According to the latest figures, office availability fell in the first quarter of the year.

"However, availability in the retail sector remains less of an issue. On the whole, the market remained in recovery mode."

Northern Ireland, and in particular Belfast, has had a resurgence of property development in the last few months.

Belfast Harbour's City Quays development reached full occupancy this month, while work is starting on the City Quays 2 sister development.

And Marriott will take on the new City Quays hotel project in Belfast with its AC Hotels brand.

There are also more than 20 hotel developments in the works.

One of the those is the four-star, 200-bedroom Grand Central Hotel, which will transform the 23-storey Windsor House in Belfast city centre.

Meanwhile, across the UK, 43% of those questioned felt a Brexit would have a negative impact on the commercial property sector, while only 6% said it would be a boost.

The latest paper from RICS on a Brexit shows there has been a steady easing in international demand for office, industrial and retail property in the UK, since the referendum was confirmed a year ago.

"There is no doubt that since the EU referendum became a certainty following the General Election last May, we have seen a decline in interest from overseas investors in UK commercial property," RICS chief economist, Simon Rubinsohn, said.

"At least in the short-term, we know that international retailers and service providers are finding the UK market less attractive.

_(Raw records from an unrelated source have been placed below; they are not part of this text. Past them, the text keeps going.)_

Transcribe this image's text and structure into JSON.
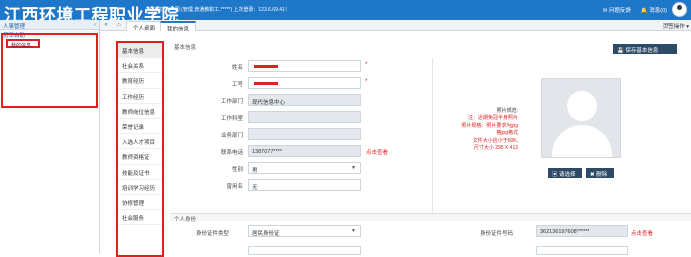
{
  "header": {
    "logo": "江西环境工程职业学院",
    "welcome": "欢迎您！****同 (管理,普通教职工,*****) 上次登录：123.6.69.41！",
    "links": [
      "问题反馈",
      "消息(0)"
    ],
    "colors": {
      "brand": "#1f77c9",
      "highlight": "#e02020",
      "dark_button": "#2d4a66"
    }
  },
  "sidebar": {
    "header": "人事管理",
    "header_icon": "chevron-left-icon",
    "group": "员工自助",
    "group_icon": "chevron-down-icon",
    "item": "我的信息"
  },
  "tabs": {
    "prev": "«",
    "home_icon": "home-icon",
    "items": [
      "个人桌面",
      "我的信息"
    ],
    "next": "»",
    "page_ops": "页签操作 ▾"
  },
  "left_nav": [
    "基本信息",
    "社会关系",
    "教育经历",
    "工作经历",
    "教师岗位信息",
    "荣誉记录",
    "入选人才项目",
    "教师资格证",
    "技能及证书",
    "培训学习经历",
    "协修管理",
    "社会服务"
  ],
  "form": {
    "section_title": "基本信息",
    "save_button": "保存基本信息",
    "fields": [
      {
        "label": "姓名",
        "value": "",
        "required": "*"
      },
      {
        "label": "工号",
        "value": "",
        "required": "*"
      },
      {
        "label": "工作部门",
        "value": "现代信息中心"
      },
      {
        "label": "工作科室",
        "value": ""
      },
      {
        "label": "业务部门",
        "value": ""
      },
      {
        "label": "联系电话",
        "value": "1387077****",
        "action": "点击查看"
      },
      {
        "label": "性别",
        "value": "男"
      },
      {
        "label": "曾用名",
        "value": "无"
      }
    ]
  },
  "photo": {
    "notes": [
      "照片规范:",
      "注：近期免冠半身照片",
      "照片规格：照片要求为jpg",
      "格jpg格式",
      "文件大小应小于60K,",
      "尺寸大小 295 X 413"
    ],
    "choose_button": "请选择",
    "delete_button": "删除"
  },
  "personal": {
    "title": "个人身份",
    "id_type_label": "身份证件类型",
    "id_type_value": "居民身份证",
    "id_number_label": "身份证件号码",
    "id_number_value": "362136197608******",
    "id_action": "点击查看"
  }
}
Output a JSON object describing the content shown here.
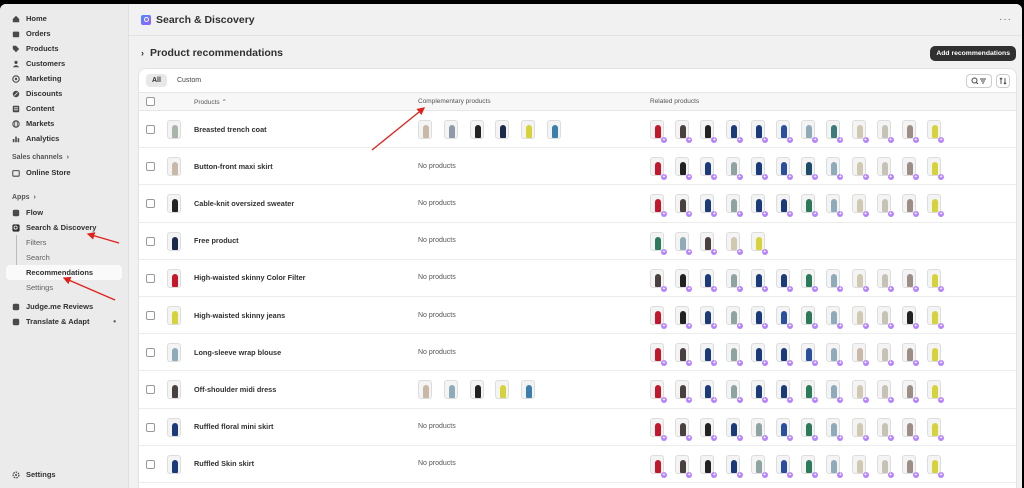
{
  "sidebar": {
    "items": [
      {
        "label": "Home",
        "icon": "home-icon"
      },
      {
        "label": "Orders",
        "icon": "orders-icon"
      },
      {
        "label": "Products",
        "icon": "tag-icon"
      },
      {
        "label": "Customers",
        "icon": "person-icon"
      },
      {
        "label": "Marketing",
        "icon": "target-icon"
      },
      {
        "label": "Discounts",
        "icon": "discount-icon"
      },
      {
        "label": "Content",
        "icon": "content-icon"
      },
      {
        "label": "Markets",
        "icon": "globe-icon"
      },
      {
        "label": "Analytics",
        "icon": "chart-icon"
      }
    ],
    "sales_channels_label": "Sales channels",
    "online_store": "Online Store",
    "apps_label": "Apps",
    "flow": "Flow",
    "search_discovery": "Search & Discovery",
    "sub_items": [
      "Filters",
      "Search",
      "Recommendations",
      "Settings"
    ],
    "judgeme": "Judge.me Reviews",
    "translate": "Translate & Adapt",
    "settings": "Settings"
  },
  "header": {
    "app_title": "Search & Discovery",
    "page_title": "Product recommendations",
    "add_button": "Add recommendations"
  },
  "tabs": [
    "All",
    "Custom"
  ],
  "table": {
    "columns": [
      "Products",
      "Complementary products",
      "Related products"
    ],
    "no_products": "No products",
    "rows": [
      {
        "name": "Breasted trench coat",
        "thumb": "#a8b5a8",
        "comp": [
          "#c9b8a8",
          "#8f9aa8",
          "#222222",
          "#1b2a4a",
          "#d6d23a",
          "#3b7fae"
        ],
        "rel": [
          "#c4172c",
          "#4a4040",
          "#222222",
          "#1b3a7a",
          "#1b3a7a",
          "#2b4fa0",
          "#8faab8",
          "#3b7b7b",
          "#d0c8b0",
          "#c7c2b6",
          "#9c8e86",
          "#d6d23a"
        ]
      },
      {
        "name": "Button-front maxi skirt",
        "thumb": "#c9b8a8",
        "comp": [],
        "rel": [
          "#c4172c",
          "#222222",
          "#1b3a7a",
          "#8fa3a0",
          "#1b3a7a",
          "#2b4fa0",
          "#1b4a6a",
          "#8faab8",
          "#d0c8b0",
          "#c7c2b6",
          "#9c8e86",
          "#d6d23a"
        ]
      },
      {
        "name": "Cable-knit oversized sweater",
        "thumb": "#222222",
        "comp": [],
        "rel": [
          "#c4172c",
          "#4a4040",
          "#1b3a7a",
          "#8fa3a0",
          "#1b3a7a",
          "#1b3a7a",
          "#2b7a5a",
          "#8faab8",
          "#d0c8b0",
          "#c7c2b6",
          "#9c8e86",
          "#d6d23a"
        ]
      },
      {
        "name": "Free product",
        "thumb": "#1b2a4a",
        "comp": [],
        "rel": [
          "#2b7a5a",
          "#8faab8",
          "#4a4040",
          "#d0c8b0",
          "#d6d23a"
        ]
      },
      {
        "name": "High-waisted skinny Color Filter",
        "thumb": "#c4172c",
        "comp": [],
        "rel": [
          "#4a4040",
          "#222222",
          "#1b3a7a",
          "#8fa3a0",
          "#1b3a7a",
          "#1b3a7a",
          "#2b7a5a",
          "#8faab8",
          "#d0c8b0",
          "#c7c2b6",
          "#9c8e86",
          "#d6d23a"
        ]
      },
      {
        "name": "High-waisted skinny jeans",
        "thumb": "#d6d23a",
        "comp": [],
        "rel": [
          "#c4172c",
          "#222222",
          "#1b3a7a",
          "#8fa3a0",
          "#1b3a7a",
          "#2b4fa0",
          "#2b7a5a",
          "#8faab8",
          "#d0c8b0",
          "#c7c2b6",
          "#222222",
          "#d6d23a"
        ]
      },
      {
        "name": "Long-sleeve wrap blouse",
        "thumb": "#8faab8",
        "comp": [],
        "rel": [
          "#c4172c",
          "#4a4040",
          "#1b3a7a",
          "#8fa3a0",
          "#1b3a7a",
          "#1b3a7a",
          "#2b4fa0",
          "#8faab8",
          "#c9b8a8",
          "#c7c2b6",
          "#9c8e86",
          "#d6d23a"
        ]
      },
      {
        "name": "Off-shoulder midi dress",
        "thumb": "#4a4040",
        "comp": [
          "#c9b8a8",
          "#8faab8",
          "#222222",
          "#d6d23a",
          "#3b7fae"
        ],
        "rel": [
          "#c4172c",
          "#4a4040",
          "#1b3a7a",
          "#8fa3a0",
          "#1b3a7a",
          "#1b3a7a",
          "#2b7a5a",
          "#8faab8",
          "#d0c8b0",
          "#c7c2b6",
          "#9c8e86",
          "#d6d23a"
        ]
      },
      {
        "name": "Ruffled floral mini skirt",
        "thumb": "#1b3a7a",
        "comp": [],
        "rel": [
          "#c4172c",
          "#4a4040",
          "#222222",
          "#1b3a7a",
          "#8fa3a0",
          "#2b4fa0",
          "#2b7a5a",
          "#8faab8",
          "#d0c8b0",
          "#c7c2b6",
          "#9c8e86",
          "#d6d23a"
        ]
      },
      {
        "name": "Ruffled Skin skirt",
        "thumb": "#1b3a7a",
        "comp": [],
        "rel": [
          "#c4172c",
          "#4a4040",
          "#222222",
          "#1b3a7a",
          "#8fa3a0",
          "#2b4fa0",
          "#2b7a5a",
          "#8faab8",
          "#d0c8b0",
          "#c7c2b6",
          "#9c8e86",
          "#d6d23a"
        ]
      }
    ]
  },
  "colors": {
    "accent": "#b583ff",
    "annotation": "#e0201b",
    "dark_button": "#303030"
  }
}
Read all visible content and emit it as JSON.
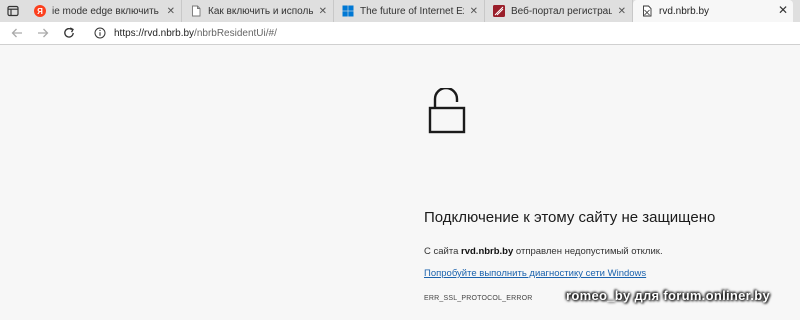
{
  "tabs": [
    {
      "title": "ie mode edge включить — Янде",
      "favicon": "yandex-icon",
      "color": "#fc3f1d"
    },
    {
      "title": "Как включить и использовать р",
      "favicon": "page-icon",
      "color": "#888888"
    },
    {
      "title": "The future of Internet Explorer o",
      "favicon": "windows-icon",
      "color": "#0078d4"
    },
    {
      "title": "Веб-портал регистрации валю",
      "favicon": "nbrb-icon",
      "color": "#9a1e2a"
    },
    {
      "title": "rvd.nbrb.by",
      "favicon": "not-secure-page-icon",
      "active": true
    }
  ],
  "address": {
    "host": "https://rvd.nbrb.by",
    "path": "/nbrbResidentUi/#/"
  },
  "error": {
    "title": "Подключение к этому сайту не защищено",
    "desc_prefix": "С сайта ",
    "desc_host": "rvd.nbrb.by",
    "desc_suffix": " отправлен недопустимый отклик.",
    "link": "Попробуйте выполнить диагностику сети Windows",
    "code": "ERR_SSL_PROTOCOL_ERROR"
  },
  "watermark": "romeo_by для forum.onliner.by"
}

"But we need not view this as a negative. As a result of the market dampening, business rents are also rising at much slower rates, which suggests that we might soon be seeing more favourable conditions for entry and business growth."

Speaking about the impact ton farmers, RICS rural chairman Gerard Smith said: "In the event of Brexit, farmers will most likely lose access to the EU single market and CAP.

"The question that Government has yet to answer is how much of the current support system they would replace in such an event."